Our friends at Rakuten have written a blog about their opinions of and experiences with the Approov dynamic pinning capability. You can read it here. It’s always nice to be able to point at independent material about Approov because, although we think very highly of it, we may be somewhat biased!
Why Does Approov Have Dynamic Pinning At All?
In the early days of Approov, we expected that most customers would pin their API connections as a matter of course. Traditional static TLS/SSL pinning is good security hygiene and makes perfect business sense. It wasn’t long before the real world kicked in and we found not only that many customers did not pin their connections, but they actively didn’t want to. We even had a situation where the Dev group implemented pinning but their DevOps team wouldn’t allow them to deploy it.
We were puzzled by this but, as we dug in, we discovered that there was a real fear of messing up the pinning and/or the management of certificates and there were a few high profile examples of mobile apps getting ‘bricked’ in the process of having their certificates updated due to poor implementation. It occurred to us that we might be able to help by leveraging our experience but also some of Approov’s in-built capabilities, in particular our over-the-air updating features for apps in the field.
The Rakuten blog explains it very well but if you want to read all the details about Approov dynamic pinning feature, you can find it in our user documentation here. Have a read and if you have comments or questions, please get in touch.
The Approov And/Or SafetyNet Question
Finally, the blog also touches on the fact that Approov might be considered as an enhancement to the protection afforded by Google’s SafetyNet API. We often have this conversation with customers and potential customers, and we have written about it before.
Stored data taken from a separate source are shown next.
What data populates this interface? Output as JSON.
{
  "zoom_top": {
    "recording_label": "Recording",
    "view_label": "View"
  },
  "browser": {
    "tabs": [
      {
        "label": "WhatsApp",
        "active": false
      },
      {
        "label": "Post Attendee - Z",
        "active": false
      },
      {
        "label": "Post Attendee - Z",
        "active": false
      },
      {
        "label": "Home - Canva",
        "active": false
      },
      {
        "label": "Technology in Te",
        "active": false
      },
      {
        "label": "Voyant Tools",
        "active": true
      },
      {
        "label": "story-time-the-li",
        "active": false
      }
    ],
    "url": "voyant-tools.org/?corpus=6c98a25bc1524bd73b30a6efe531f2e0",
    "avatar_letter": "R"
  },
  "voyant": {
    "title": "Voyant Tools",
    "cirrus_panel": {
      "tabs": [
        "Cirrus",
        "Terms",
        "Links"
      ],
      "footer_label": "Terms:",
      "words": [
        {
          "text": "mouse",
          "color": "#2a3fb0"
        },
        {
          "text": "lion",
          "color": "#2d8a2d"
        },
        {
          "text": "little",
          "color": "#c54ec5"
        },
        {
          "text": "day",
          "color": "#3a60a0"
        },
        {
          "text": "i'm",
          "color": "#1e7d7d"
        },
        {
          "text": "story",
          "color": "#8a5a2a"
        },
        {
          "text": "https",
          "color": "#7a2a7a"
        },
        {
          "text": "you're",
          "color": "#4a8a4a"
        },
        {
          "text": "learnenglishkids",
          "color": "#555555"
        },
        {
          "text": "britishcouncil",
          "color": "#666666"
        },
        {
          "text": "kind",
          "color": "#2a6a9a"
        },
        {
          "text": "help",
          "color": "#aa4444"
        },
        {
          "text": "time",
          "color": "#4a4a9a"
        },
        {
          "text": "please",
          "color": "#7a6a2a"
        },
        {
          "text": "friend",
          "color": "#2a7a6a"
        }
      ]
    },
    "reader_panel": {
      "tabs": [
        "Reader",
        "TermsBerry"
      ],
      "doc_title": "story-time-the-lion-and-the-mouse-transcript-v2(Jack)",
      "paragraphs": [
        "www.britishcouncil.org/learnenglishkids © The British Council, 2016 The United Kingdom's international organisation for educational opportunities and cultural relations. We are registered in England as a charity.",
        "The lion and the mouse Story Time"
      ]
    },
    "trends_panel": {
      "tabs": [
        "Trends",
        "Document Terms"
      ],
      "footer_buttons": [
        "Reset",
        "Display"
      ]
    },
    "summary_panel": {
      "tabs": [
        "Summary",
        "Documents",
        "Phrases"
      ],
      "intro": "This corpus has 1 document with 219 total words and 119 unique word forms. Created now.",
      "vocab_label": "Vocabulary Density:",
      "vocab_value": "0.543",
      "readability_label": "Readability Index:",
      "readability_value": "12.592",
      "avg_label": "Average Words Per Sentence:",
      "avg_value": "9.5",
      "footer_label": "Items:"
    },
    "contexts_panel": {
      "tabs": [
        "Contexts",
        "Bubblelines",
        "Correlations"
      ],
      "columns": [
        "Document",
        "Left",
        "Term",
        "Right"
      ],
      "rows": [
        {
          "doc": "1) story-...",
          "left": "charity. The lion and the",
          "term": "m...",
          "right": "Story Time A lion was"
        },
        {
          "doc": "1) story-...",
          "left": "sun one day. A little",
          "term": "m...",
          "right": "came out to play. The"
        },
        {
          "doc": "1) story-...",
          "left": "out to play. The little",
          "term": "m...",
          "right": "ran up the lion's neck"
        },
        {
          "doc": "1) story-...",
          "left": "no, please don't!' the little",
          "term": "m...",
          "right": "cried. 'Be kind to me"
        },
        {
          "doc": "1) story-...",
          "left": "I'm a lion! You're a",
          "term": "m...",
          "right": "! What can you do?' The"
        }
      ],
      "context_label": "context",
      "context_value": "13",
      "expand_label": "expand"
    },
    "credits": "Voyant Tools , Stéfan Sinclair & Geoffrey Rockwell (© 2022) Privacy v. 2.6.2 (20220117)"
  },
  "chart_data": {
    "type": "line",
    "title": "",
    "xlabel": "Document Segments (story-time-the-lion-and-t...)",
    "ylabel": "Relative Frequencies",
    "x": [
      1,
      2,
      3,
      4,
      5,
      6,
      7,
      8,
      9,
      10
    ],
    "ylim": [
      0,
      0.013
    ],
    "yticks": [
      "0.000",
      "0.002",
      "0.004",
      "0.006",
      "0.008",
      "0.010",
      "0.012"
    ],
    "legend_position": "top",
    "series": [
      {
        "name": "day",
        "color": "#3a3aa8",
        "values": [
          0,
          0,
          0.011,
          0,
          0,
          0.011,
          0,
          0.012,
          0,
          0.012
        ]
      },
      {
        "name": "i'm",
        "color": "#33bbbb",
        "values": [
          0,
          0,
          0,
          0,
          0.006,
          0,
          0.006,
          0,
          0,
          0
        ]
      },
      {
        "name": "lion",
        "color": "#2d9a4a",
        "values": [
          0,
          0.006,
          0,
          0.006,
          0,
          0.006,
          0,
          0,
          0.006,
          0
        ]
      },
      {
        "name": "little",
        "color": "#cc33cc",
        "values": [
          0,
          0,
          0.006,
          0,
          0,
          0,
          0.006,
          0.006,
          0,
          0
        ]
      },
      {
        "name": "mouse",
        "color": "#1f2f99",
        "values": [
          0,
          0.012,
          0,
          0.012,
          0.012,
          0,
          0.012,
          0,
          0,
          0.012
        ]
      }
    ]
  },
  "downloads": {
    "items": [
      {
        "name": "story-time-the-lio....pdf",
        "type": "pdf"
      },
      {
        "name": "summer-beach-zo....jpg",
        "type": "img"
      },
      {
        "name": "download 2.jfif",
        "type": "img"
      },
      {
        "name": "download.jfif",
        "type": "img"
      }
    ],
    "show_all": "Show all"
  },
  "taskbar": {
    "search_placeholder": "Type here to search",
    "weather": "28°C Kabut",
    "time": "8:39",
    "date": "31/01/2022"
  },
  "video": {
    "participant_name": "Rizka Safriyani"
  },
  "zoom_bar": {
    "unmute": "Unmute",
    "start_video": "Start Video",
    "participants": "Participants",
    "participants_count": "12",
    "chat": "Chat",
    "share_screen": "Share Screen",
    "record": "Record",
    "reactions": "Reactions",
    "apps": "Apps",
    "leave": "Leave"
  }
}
It’s not wrong to think of Approov this way, but it should be noted that there are more differences than similarities. The blog notes a number of things we do in addition to SafetyNet (like supporting iOS!), but we would also point out that it is important to consider the server side complexity of using SafetyNet. This is something we have been looking at ourselves very recently.
Specifically, for SafetyNet users to get their attestation quota increased to production levels they have to show that they are doing everything to avoid excessive calls to the SafetyNet service. What this means for you is:
- You need your server to remember the state from prior SafetyNet calls to avoid using up quota by making requests every time the app starts. Getting a SafetyNet token also takes several seconds on each device so you will also want to avoid a delay like this which will be perceptible to app users.
- You need to deal with situations in which a SafetyNet token can't be obtained, if for instance the service is down.
- You need to generate suitable nonce values on the server to prevent replay.
- You may need to deal with devices that fail SafetyNet, and this can be problematic in many markets which need to allow rooted devices. For example, financial services markets may ban rooted phones but retail markets will most likely allow them. In such failure cases the certificate hash information is not provided so there is little useful information in the SafetyNet token.
- You need to handle the fact that certain devices and markets don't have Google Play Services (e.g. newer Huawei devices) so you need some kind of attestation fallback implementation for those situations.
As we have said before Approov and SafetyNet do complement each other and there are situations where it makes sense to have both solutions working in tandem. We have already formalized such an integration with Apple’s DeviceCheck API, which we have also written about, and now offer as a feature within Approov as you can see here.
P.S. SafetyNet support inside Approov is coming very soon!